Detectives say the 26-year-old woman and her 34-year-old boyfriend been burglarizing and stealing from victims all over the University District and Greenlake. She said they had been working with a 31-year-old-woman she’d met in prison and another man, who she described as the ringleader of the group of thieves, although she claimed to only know by his nickname. The group, the woman said, had made crime a full-time job, stealing mail or breaking into homes seven days a week over the last two or three months.

After arresting the 34-year-old boyfriend for auto and mail theft, detectives began searching for the other two accomplices.

Four days later, police found the third member of the crew of thieves—the 31-year-old woman—in a tent at an encampment along Interstate 5 near NE 50th St., about half a mile from the University District townhome.

In the encampment, police found more stolen mail and about 200 pounds of copper wire, which police believe was stolen from the Museum of History and Industry’s Montlake building after the museum relocated in 2013.

After searching through the encampment and arresting the 31-year-old woman, detectives had tracked down three of the four members of the theft ring, but were still searching for their alleged ringleader.

Police finally got their man on September 22nd after West Precinct patrol officers pulled over a 25-year-old man in a stolen car near 6th Ave and Weller St. in the International District. Once again, patrol officers called MCTF detectives to come check out the stolen car and talk to the driver, who just so happened to have a name closely matching the nickname of the alleged theft and fraud ringleader.

The man in the stolen car was elusive during an interview with detectives—“things just weren’t adding up with what he was saying” Det. Jakobsen says—and police quickly discovered he was wanted for more than a dozen cases of auto theft and fraud in Pierce County. When police searched the suspect’s stolen car, they found documents and evidence connected to several cases of bank fraud in Seattle.

With the evidence found in the 25-year-old man’s car and information they’d received from other suspects about their ringleader, detectives were now certain they had found the man leading the North Seattle crime ring. “Once I started interviewing him everything started falling into place,” Det.
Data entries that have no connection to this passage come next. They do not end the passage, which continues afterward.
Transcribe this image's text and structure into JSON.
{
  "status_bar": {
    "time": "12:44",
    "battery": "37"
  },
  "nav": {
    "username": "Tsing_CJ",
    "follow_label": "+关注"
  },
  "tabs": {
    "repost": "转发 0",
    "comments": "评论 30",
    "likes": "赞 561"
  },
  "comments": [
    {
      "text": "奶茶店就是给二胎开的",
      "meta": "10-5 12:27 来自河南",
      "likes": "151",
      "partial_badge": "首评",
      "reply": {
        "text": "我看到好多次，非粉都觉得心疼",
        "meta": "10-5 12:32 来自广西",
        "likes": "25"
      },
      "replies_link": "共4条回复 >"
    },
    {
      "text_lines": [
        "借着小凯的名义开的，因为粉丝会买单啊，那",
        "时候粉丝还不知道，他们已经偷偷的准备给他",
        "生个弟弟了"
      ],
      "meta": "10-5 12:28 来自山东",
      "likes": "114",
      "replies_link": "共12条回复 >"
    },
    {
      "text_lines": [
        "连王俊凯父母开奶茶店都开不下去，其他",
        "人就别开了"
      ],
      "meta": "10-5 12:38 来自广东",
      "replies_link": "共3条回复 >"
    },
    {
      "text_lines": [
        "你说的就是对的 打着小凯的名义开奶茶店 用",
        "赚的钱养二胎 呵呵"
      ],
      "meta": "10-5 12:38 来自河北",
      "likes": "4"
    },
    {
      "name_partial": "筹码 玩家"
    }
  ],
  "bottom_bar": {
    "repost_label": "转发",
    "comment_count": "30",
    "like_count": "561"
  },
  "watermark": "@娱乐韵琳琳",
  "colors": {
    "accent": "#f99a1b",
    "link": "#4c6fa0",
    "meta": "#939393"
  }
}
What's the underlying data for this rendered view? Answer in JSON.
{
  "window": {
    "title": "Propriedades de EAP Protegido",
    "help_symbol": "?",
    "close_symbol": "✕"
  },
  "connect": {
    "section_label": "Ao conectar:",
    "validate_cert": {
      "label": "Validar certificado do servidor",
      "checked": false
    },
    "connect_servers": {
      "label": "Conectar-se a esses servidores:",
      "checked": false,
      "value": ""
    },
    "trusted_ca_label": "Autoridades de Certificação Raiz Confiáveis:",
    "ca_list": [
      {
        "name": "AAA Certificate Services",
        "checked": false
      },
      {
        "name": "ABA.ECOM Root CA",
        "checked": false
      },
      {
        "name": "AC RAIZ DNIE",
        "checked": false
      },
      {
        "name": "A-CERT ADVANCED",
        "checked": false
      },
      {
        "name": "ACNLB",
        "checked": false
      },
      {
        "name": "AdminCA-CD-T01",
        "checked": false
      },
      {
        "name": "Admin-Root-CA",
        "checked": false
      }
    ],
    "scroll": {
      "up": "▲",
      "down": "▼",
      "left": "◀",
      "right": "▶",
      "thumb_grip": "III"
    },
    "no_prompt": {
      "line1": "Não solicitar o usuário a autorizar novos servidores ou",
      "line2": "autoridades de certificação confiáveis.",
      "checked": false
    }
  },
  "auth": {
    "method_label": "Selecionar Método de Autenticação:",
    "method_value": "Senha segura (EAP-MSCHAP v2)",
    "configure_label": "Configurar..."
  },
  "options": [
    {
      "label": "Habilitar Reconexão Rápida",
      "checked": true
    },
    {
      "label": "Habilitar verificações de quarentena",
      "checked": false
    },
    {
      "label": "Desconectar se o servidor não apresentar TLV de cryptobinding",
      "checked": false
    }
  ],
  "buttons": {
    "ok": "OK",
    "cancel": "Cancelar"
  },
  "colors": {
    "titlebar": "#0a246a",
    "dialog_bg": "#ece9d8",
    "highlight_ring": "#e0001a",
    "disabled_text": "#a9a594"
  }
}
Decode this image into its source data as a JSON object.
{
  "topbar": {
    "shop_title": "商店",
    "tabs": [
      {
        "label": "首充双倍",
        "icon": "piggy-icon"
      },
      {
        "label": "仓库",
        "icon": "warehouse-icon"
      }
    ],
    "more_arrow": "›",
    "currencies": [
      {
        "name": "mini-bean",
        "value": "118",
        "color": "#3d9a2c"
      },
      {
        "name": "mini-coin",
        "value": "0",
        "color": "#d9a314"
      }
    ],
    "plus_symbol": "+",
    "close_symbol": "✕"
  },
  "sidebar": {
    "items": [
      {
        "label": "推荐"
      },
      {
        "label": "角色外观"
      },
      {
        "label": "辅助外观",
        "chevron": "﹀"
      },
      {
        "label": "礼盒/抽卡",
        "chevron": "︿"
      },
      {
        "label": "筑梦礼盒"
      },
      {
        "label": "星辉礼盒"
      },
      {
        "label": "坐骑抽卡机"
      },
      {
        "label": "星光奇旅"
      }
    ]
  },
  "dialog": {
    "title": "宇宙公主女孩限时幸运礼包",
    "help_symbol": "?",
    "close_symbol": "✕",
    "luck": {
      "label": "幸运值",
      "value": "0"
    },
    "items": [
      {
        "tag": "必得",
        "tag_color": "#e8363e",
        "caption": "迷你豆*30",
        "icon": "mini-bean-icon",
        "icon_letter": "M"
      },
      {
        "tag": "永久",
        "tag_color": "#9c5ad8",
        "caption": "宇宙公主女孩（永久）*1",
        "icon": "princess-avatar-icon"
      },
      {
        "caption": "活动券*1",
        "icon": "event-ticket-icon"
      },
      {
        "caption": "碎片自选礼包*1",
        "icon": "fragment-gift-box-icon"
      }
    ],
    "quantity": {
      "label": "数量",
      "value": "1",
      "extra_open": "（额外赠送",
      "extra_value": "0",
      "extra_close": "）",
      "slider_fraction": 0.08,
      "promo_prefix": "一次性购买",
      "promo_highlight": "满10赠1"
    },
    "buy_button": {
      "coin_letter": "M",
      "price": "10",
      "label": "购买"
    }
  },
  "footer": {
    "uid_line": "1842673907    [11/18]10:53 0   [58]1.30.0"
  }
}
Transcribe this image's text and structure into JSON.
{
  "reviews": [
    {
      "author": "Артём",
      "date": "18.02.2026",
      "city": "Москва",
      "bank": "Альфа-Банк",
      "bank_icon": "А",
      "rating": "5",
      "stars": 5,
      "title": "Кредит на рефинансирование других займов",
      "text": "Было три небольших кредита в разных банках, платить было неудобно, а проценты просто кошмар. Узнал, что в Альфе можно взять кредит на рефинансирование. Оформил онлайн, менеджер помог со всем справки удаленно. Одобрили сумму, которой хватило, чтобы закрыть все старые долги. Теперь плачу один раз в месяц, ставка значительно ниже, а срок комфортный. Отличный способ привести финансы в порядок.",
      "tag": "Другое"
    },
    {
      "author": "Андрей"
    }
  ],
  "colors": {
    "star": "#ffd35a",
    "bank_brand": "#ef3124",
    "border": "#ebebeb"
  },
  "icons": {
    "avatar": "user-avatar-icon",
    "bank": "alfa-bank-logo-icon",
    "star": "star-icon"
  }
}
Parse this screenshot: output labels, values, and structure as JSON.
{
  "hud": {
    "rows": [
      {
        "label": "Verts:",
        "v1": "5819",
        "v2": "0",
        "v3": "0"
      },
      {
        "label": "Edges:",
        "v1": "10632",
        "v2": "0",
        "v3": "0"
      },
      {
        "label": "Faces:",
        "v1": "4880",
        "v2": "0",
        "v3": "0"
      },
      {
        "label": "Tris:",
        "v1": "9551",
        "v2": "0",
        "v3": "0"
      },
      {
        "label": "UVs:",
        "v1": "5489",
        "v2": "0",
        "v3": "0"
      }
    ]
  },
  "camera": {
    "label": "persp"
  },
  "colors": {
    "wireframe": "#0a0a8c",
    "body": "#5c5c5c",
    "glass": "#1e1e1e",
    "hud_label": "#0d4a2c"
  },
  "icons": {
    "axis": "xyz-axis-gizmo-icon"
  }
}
Jakobsen says.

Detectives arrested the man and turned him over to authorities in Pierce County, and the MCTF is now working with Pierce and King County officials to bring charges against the man. Police are also investigating him in connection with a number of recent burglaries along the University of Washington’s Greek Row.

“These arrests should drastically reduce property crimes in the North Precinct,” says Coordinated Criminal Investigations Captain Eric Sano.

Detectives are still combing through all of the stolen items recovered during their investigation, and will also look at where the suspects were selling their stolen items, and whether they were trading pieces of stolen mail with other criminals.